The coronavirus pandemic has already affected every sphere of human life and activity in one way or another. Apart from clearly hazardous and destructive effect of COVID-19 on health domain, this virus also endangered economies of the countries worldwide. Yet, some particular business cases illustrate that COVID-19 not only set the limitations and restrictions, but also opened alternative solutions for business and personal needs.

Brick and mortar stores form a cornerstone of modern trade. Yet, a superficial glance at the effect of COVID-19 on this type of business leads to the conclusion that the pandemic killed all the opportunities for businessmen engaged in sales of goods to their customers via stores, whereas a deeper insight uncovers quite a different picture. To be more precise, businesses that have been either flexible and ready to face and deal with the paradigm shift which emerged on the global scale, or have already launched and developed their online presence, are in a rather different place right now. Basically, renowned brands with online presence only needed to inform their audience properly and provide comfortable terms for shopping online, whereas small business and brand-new companies either made a unique and innovative offer to their customers, or crafted a novel strategy, vision, or even product line to align with the challenges of this period of time. In any case, it was a win-win.

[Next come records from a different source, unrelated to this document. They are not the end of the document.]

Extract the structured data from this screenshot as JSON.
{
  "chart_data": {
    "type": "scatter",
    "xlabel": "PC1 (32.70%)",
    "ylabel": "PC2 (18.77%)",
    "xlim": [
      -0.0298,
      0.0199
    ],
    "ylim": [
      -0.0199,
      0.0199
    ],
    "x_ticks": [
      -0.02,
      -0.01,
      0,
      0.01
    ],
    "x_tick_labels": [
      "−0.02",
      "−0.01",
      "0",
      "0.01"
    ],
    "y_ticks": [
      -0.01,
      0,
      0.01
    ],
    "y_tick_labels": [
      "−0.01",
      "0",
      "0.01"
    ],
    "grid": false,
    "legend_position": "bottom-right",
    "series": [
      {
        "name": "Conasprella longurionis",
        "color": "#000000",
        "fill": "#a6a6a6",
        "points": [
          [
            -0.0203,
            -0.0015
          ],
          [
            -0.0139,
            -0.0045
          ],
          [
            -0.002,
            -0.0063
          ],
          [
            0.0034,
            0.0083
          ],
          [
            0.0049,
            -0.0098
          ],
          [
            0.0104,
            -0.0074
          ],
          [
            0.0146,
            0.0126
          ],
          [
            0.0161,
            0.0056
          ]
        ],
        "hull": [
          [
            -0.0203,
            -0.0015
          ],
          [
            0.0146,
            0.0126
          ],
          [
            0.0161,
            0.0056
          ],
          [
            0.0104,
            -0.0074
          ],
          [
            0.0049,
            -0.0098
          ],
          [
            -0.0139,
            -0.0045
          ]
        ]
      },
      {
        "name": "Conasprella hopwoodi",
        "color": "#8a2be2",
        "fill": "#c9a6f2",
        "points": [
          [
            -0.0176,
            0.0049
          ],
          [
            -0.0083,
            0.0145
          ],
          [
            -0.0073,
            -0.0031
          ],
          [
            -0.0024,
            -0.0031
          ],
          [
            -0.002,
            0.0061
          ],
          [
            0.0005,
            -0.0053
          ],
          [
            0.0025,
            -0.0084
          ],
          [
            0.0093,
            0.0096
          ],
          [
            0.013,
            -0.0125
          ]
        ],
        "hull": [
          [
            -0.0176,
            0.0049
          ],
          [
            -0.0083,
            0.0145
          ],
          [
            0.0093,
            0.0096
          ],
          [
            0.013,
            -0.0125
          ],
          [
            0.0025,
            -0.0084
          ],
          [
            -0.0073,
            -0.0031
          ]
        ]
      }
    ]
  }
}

Here are some effective cases of companies that already had online presence and have managed to respond timely and proactively to the demands of the world under the coronavirus pandemic:

  • Nike: according to BBC, this global brand foresees permanent shift to online sales relying on extreme growth of online sales (82%) in June-August 2020.
  • Helen Marlen: this brand had online presence as an addition to brick and mortar stores that made prevailing majority of the overall profit before pandemic, and during the quarantine this asset helped the company survive and go on.
  • Unilever: according to Harvard Business Review, this brand adjusted their focus on products of the first need during the pandemic and their delivery to customers’ homes, and this policy may remain a leading one in the future.

Hence, the pandemic is indeed a solid trigger of the global crisis, but its indirect contribution to growth of e-commerce and online sales is also immense. Therefore, when it comes to the question set in the heading of the given article, the answer is crystal clear: apparently, COVID-19 played peculiar role in expansion and rocketing growth of e-commerce in 2020.